In ‘Performing the border’, the third poem of a sequence called ‘Dredging the Baotou Lake’, exploring the toxicity and paradox of The Baotou Lake – a poisonous manmade lake in Mongolia, formed of by-products of rare-earth mineral mining which provides materials needed for smartphones and televisions as well as green technologies such as wind turbines – Lafarge imbues metaphor and emotion with the language of science to centre the collection within a framework of the natural world, emphasising the concerns and interests explored in many of the poems, with phrases such as “the ecology / between emotions and handheld / devices”. She uses language similarly, for example, in ‘infrastructure air’ from the sequence ‘understudies for air’, in which she writes “its fingers pollinate, / cleave down the gullet and throng / the dark thickets of lung.” and also in ‘mineral intimacy’ which begins “unabashedly love / the minerals of you”.
Although the collection is deeply rooted in explorations of the non-human, it is also very much concerned with human emotion and intimacy, both loving and toxic.
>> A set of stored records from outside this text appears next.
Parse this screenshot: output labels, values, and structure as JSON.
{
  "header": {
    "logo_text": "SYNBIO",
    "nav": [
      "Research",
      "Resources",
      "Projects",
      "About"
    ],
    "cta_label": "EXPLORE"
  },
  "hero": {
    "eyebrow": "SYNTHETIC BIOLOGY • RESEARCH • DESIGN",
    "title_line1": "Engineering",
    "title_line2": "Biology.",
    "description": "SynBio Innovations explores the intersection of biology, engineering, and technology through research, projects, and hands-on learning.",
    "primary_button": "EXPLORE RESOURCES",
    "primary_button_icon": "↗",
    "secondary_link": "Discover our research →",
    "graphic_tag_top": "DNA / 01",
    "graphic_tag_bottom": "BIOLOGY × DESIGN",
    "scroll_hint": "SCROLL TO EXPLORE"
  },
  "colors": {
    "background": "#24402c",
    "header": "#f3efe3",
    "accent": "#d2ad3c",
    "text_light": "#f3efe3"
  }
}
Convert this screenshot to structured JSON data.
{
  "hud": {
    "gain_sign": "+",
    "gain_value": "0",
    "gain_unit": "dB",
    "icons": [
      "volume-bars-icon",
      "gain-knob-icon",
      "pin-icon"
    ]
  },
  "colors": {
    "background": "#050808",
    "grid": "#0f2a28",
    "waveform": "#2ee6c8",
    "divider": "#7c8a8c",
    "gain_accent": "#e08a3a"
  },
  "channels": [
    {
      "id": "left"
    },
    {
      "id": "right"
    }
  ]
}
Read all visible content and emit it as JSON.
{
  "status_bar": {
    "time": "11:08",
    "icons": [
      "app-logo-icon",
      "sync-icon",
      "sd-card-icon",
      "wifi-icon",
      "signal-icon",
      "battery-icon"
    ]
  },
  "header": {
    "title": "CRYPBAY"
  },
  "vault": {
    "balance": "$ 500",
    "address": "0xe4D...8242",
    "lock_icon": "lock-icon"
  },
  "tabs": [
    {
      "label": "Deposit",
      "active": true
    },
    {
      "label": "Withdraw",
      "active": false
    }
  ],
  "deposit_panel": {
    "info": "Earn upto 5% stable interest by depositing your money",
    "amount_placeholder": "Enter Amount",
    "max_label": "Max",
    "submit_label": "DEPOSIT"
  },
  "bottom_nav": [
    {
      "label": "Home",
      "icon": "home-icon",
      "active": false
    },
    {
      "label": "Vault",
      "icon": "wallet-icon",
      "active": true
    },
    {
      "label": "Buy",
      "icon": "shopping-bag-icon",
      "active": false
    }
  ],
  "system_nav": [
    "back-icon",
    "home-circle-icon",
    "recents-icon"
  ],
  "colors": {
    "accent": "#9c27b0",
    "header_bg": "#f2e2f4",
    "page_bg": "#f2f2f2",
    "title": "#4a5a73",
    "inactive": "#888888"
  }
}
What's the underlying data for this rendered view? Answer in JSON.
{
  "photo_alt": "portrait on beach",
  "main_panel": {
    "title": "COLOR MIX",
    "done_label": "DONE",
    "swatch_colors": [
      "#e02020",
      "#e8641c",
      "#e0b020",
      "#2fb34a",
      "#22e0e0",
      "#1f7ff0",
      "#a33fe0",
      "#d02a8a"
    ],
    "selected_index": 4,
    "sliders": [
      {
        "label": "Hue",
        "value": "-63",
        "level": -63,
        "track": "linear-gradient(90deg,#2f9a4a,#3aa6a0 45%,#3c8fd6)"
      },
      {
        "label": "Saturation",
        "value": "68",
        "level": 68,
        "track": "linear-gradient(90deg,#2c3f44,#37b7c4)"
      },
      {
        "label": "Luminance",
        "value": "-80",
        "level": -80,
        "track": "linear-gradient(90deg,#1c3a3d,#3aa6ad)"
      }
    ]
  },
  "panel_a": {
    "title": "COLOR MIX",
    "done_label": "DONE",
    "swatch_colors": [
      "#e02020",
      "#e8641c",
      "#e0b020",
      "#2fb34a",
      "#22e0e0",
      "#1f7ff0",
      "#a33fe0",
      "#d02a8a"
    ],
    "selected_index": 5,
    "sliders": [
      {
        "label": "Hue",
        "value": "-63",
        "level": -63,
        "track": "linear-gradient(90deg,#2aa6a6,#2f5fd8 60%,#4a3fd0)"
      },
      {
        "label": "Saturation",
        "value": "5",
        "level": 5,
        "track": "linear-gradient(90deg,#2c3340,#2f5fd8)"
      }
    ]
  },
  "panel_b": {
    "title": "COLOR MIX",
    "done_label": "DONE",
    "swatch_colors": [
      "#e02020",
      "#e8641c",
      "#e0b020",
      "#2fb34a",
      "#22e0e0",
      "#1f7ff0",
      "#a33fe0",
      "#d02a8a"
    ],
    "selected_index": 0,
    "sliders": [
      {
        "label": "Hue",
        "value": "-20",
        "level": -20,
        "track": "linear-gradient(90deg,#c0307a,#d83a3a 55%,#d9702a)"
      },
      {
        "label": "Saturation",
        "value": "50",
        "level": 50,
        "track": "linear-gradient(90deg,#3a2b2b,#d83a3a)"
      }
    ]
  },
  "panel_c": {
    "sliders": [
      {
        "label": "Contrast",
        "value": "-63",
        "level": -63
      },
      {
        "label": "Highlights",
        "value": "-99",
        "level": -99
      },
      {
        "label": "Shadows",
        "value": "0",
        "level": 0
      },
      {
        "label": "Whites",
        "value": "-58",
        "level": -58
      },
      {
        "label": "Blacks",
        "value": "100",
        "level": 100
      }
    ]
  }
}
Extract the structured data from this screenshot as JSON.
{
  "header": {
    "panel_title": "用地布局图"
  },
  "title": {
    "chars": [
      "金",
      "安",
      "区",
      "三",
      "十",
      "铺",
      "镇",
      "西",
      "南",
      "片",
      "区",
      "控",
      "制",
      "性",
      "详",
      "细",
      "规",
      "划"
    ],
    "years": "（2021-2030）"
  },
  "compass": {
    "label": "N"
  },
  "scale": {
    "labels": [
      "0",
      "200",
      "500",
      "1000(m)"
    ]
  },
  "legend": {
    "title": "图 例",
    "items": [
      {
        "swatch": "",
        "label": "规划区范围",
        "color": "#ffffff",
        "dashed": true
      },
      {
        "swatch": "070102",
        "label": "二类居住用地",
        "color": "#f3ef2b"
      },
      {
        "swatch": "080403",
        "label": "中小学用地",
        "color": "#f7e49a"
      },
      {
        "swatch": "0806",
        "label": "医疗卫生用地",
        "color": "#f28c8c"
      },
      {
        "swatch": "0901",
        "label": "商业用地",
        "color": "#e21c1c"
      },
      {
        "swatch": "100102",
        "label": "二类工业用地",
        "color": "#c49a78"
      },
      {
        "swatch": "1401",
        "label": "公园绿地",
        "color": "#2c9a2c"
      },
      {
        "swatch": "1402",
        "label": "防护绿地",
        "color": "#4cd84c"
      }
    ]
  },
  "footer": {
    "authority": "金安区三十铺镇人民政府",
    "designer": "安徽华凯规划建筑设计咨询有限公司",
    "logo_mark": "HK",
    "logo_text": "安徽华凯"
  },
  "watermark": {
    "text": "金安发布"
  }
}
Lafarge’s poems are full of relationships between people, and it is these relationships, the way characters interact or the things they say or think, that make the poems resonate. In ‘mineral intimacy’ Lafarge explores love through metaphor. But there is also a kind of violence contained within it, one that presents itself in a way that is romanticised, or at least the violence of it is not harmful:
… when I lookèd away my
lashes wer caught in yr layers & tore clean off like the stripping of bark /
Now prt of me’s filed in yr endless strata & the wind combs hotly my nkd eyes
There is something parasitic about the way the speaker becomes forever part of the other person, similar to how the mother attaches herself to Genie in ‘what Genie got’.
Conversely, in a poem like ‘Fossil Dinner’, we witness the patriarchal relationship between a husband and wife through the event of a dinner party, in which the role of the wife is to “mind the cloth and not to speak.” And in ‘A Question for Zeno’ the speaker reveals, through a series of letters to Zeno of Elea, that she recently left a coercive relationship in which she gave her entire savings to her abusive ex. The underpinnings of the male as potentially threatening can be found elsewhere in more subtly ways too, such as in ‘How to leave a marriage’ in which the speaker says:
I thought if I talked to him long enough
maybe I would too, though I was wary of men and hoped
I would be forever, however grassy.
Life Without Air is at once smart, beautiful and eye-opening, full of wit and critique. Lafarge’s unique voice reverberates composing poems that stay with you, words you keep coming back to. She magnifies the toxicity in which we are tied to each other, and to the non-human, reminding us of our complicity in the destruction of the natural world.